NBR tightens rules for rent payment
The National Board of Revenue has tightened rules for businesspersons and professionals who rent properties for commercial or residential purposes.
These people will now have to pay rents of properties through crossed cheques or bank transfers, a move that taxmen say will help plug tax loopholes.
"Otherwise, the rents will not be admissible as expenses," the NBR said in a notice on Monday.
It means businesspeople and professionals will have to pay more tax if they do not pay such rents through banks. The expenses, claimed by taxpayers as rental payments for properties, will then be treated as income and entail tax, taxmen say.
NBR officials said people who will fall under the professional category include physicians, lawyers and engineers. The measures will be effective from July 1 this year.
"We have introduced the rule to ensure disclosure of real expenses. It will boost tax receipts," a senior official of NBR said, asking not to be named.
The tax administrator took the step as it found that claims of payments for property rents were not verifiable as the money could be paid to owners in cash.
Taxmen said there was scope of collusion between renters and owners on disclosure of expenses paid as rents. The collusion would lead to concealment of the real amount of rents.
The NBR said rental of any property -- building, apartment, office space, shop and factory -- will fall under the rule.
Taxmen said people with incomes from business and professions will have to show the expenses on rental payments through banks in their tax returns from next year.

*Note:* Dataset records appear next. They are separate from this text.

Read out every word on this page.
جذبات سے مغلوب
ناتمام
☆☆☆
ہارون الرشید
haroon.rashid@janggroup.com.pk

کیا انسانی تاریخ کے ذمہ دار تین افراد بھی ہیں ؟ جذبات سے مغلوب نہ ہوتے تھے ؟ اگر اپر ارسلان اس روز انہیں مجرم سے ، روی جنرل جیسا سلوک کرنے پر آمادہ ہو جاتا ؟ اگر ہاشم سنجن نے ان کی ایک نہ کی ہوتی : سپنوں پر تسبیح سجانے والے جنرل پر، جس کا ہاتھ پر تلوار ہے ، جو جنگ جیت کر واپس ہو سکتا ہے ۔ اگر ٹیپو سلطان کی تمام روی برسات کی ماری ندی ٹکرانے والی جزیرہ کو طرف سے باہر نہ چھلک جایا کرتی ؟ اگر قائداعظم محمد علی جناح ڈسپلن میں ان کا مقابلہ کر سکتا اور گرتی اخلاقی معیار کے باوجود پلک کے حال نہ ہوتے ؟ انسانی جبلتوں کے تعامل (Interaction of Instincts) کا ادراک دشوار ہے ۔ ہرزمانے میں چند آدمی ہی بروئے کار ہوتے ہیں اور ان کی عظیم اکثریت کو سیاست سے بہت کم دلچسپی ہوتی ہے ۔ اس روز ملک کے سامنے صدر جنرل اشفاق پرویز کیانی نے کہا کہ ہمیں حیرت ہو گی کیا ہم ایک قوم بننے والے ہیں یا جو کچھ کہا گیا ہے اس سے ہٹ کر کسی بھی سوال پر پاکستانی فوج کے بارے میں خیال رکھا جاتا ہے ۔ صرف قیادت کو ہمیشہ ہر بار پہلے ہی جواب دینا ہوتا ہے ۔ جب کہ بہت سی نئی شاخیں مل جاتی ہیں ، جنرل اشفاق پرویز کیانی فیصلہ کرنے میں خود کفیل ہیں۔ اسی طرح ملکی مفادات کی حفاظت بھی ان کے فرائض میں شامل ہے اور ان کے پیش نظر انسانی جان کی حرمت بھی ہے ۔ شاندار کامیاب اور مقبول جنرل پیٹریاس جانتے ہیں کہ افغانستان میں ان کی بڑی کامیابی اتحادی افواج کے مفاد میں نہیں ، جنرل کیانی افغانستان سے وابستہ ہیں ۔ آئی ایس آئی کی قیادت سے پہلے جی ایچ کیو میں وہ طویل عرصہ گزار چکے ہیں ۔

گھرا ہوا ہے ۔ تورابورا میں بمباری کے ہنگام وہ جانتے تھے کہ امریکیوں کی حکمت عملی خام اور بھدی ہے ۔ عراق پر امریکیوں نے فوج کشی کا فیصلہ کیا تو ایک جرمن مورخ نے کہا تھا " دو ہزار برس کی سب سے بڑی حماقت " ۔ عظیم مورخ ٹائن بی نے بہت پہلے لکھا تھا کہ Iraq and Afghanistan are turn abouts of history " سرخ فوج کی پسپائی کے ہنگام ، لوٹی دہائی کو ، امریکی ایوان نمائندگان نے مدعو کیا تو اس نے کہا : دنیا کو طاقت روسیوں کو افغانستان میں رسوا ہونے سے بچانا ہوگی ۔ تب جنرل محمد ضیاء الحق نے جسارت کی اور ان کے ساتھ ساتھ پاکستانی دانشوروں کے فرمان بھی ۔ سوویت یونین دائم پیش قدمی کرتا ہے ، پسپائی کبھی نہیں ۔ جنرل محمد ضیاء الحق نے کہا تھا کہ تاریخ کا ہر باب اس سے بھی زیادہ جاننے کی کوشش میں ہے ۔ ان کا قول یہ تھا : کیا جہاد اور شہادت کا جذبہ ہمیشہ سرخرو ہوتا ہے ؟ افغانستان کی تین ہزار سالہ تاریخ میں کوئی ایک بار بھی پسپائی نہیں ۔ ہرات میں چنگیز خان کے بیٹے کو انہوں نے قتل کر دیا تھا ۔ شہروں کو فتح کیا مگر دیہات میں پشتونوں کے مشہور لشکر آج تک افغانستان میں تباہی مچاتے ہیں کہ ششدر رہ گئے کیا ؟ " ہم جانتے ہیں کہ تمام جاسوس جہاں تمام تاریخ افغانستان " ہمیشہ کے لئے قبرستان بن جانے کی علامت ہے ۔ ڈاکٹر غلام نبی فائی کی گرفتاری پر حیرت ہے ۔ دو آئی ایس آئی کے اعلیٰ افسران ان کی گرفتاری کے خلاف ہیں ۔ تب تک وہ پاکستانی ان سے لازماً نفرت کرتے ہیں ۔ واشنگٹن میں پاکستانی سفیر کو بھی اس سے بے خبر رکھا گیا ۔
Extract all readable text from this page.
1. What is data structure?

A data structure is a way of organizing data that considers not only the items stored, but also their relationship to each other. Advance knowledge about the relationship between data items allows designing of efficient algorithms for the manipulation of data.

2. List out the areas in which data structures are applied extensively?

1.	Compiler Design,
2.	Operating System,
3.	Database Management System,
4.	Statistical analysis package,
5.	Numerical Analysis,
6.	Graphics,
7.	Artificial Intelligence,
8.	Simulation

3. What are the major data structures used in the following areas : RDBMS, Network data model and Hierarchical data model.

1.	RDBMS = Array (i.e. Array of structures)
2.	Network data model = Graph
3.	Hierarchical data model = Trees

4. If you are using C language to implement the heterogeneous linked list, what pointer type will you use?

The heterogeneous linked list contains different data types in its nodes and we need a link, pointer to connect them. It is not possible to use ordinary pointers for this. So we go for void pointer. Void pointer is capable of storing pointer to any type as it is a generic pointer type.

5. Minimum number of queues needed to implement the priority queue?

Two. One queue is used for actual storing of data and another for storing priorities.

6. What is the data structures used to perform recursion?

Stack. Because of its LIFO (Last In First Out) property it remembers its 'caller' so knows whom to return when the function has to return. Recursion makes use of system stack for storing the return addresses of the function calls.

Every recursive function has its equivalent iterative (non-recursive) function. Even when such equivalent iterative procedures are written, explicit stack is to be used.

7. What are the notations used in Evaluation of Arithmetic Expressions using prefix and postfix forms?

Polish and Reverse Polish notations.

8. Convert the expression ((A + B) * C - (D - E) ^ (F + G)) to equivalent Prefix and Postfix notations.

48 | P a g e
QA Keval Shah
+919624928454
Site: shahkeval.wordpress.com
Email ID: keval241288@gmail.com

The NBR also tightened rules for constructing houses through borrowing. The tax authority says it will only allow expenses for interest payments on bank loans taken for building homes. Interest payment expenses on money borrowed from other sources will not be granted as allowable expenses. It means taxpayers will have to pay tax on their claims of interest expenses if the loans are taken from sources other than banks or financial institutions.
The NBR aims to collect a record Tk 57,500 crore via direct taxes in fiscal 2014-15, up 34 percent from Tk 42,915 crore collected a year ago.